Centro de Estudios Jurídicos / Por el Imperio del Derecho
En El Salvador se ha masificado la delincuencia más horrorosa que pueda imaginarse: cercenamiento de miembros del cuerpo, decapitaciones, secuestros de niños y asesinatos a víctimas inocentes mediante lanzamiento de granadas.
El país se ha caracterizado por elaborar estudios, diagnósticos, investigaciones y recomendaciones para contrarrestar la criminalidad. Hemos experimentado muchos modelos contra la delincuencia: penas hasta 75 años de prisión, anticipar las barreras de protección de bienes jurídicos mediante la penalización de actos preparatorios, negación de medidas sustitutivas a la detención provisional mientras se tramita el procedimiento e imposibilidad legal para imponer formas sustitutivas de la pena de prisión.
Se han realizado valiosas investigaciones acerca de la criminalidad, y se tiene identificados, entre otros aspectos: las causas de la criminalidad, los delitos de más frecuencia, zonas más propensas al crimen, el rango de edades en que oscilan los delincuentes, las formas individuales y colectivas de actuar, pertenencia o no a pandillas, utilización de menores de edad para facilitar la consumación del delito.
Igualmente tenemos claros los efectos que produce la delincuencia: desvalor a la vida, miedo generalizado, freno al desarrollo, elevados costos que afecta la familia, la empresa privada y las instituciones, que deben destinar mayores recursos. Poco se habla de los efectos positivos que genera la delincuencia para ciertos sectores. Las empresas de seguridad, las ventas de armas y municiones y las inversiones económicas para mantener seguras las viviendas se traducen en beneficios económicos para esos proveedores.

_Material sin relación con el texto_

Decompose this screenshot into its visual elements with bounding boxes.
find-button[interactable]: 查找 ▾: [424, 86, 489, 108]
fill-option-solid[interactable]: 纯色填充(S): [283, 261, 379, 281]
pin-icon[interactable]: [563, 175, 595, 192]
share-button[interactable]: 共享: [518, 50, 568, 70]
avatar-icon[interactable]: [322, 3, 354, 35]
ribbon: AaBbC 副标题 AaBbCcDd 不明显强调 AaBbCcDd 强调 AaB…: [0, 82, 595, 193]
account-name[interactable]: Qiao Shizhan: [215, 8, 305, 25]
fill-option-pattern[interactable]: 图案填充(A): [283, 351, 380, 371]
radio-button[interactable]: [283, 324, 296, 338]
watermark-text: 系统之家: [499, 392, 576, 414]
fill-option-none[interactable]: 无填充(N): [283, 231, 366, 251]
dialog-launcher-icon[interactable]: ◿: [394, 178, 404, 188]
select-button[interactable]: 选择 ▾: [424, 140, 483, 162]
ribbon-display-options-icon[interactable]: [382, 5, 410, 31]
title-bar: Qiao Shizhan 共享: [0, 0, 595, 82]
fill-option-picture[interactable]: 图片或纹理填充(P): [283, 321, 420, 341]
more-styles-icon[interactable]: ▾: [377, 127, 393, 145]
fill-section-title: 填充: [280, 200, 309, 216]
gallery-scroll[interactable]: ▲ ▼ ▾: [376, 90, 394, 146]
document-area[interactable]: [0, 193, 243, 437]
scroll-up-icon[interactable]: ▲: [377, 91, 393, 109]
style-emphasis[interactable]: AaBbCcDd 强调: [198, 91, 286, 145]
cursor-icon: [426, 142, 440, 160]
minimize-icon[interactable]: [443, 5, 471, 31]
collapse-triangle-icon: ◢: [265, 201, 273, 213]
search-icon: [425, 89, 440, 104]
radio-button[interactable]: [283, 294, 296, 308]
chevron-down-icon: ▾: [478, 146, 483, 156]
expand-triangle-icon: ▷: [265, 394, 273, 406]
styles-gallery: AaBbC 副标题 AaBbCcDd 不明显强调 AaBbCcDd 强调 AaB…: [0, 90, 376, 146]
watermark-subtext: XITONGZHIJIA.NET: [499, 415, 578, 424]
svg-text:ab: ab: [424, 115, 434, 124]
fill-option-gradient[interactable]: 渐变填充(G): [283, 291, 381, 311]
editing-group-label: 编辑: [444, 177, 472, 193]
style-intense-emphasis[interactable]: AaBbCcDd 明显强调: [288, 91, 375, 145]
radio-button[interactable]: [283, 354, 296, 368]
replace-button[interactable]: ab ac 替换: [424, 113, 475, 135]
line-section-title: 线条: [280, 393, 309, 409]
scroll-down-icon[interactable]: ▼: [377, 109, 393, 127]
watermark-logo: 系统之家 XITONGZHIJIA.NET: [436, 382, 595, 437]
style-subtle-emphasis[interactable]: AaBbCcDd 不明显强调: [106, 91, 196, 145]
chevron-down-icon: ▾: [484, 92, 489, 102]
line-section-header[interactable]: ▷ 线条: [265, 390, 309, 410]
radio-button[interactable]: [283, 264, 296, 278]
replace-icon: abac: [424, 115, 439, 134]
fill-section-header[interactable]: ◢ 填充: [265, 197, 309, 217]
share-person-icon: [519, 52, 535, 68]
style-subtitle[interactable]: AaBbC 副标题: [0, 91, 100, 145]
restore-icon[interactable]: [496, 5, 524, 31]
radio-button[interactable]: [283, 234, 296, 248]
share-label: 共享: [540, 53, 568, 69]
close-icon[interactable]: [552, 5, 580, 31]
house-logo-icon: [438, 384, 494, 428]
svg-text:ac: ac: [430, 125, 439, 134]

Los diputados han sido inestables con la legislación penal; han aprobado tantas reformas a los Códigos que han desfigurado la coherencia que se espera en los ordenamientos jurídicos. Finalmente han aprobado un nuevo Código Procesal Penal que estamos convencidos que tampoco ayudará a resolver los verdaderos problemas de la delincuencia, porque no está destinado a cumplir esa finalidad. Abundan las leyes simbólicas, que no tienen la capacidad de producir bienestar ni pasan de ser vanas expectativas de pocos días. Los diputados ponen énfasis a la prueba científica y su valor preferente, pero los encargados de recolectarla siguen con herramientas rupestres y escasas.
Las buenas intenciones de la fiscalía y la policía se ven convertidas en poca cosa frente a las múltiples ramificaciones del crimen. La delincuencia ganó la delantera hace muchos años. Recordemos que según la investigación del PNUD, apenas el 3.4% de los homicidios son esclarecidos y los responsables condenados.
Los jueces conocen del 14% de los homicidios, pues los demás, no pasan de los archivos de la fiscalía porque nunca se supo siquiera el nombre del sospechoso. El sistema judicial tiene su propio embrollo: jueces señalados de corrupción que no generan confianza; otros, con tendencias a interpretar la doctrina y las leyes, para escenarios y tiempos distintos; hay también jueces que exhiben poca conciencia de la enorme responsabilidad frente a una sociedad como la nuestra.
La política criminal que emana del ejecutivo, tanto lo relativo a la prevención del delito, como en la resocialización del delincuente, han sido el fracaso mayor de los últimos tiempos. Los planes “mano dura” no surtieron los efectos anunciados, ni los delincuentes se detuvieron con las amenazas de penas largas.
Diputados, fiscales, policías, jueces y el ejecutivo han pasado más de una década discutiendo las causas de la delincuencia, y descubriendo quién es el responsable del incremento y la impunidad del crimen. Pero es justo indicar que en dichas instituciones también han estado funcionarios responsables y éticos que, gracias a ellos, el Estado sigue funcionando. Pueden existir planes nuevos, pero si no se ponen en práctica seguiremos con las expectativas y fracasos de otros tiempos.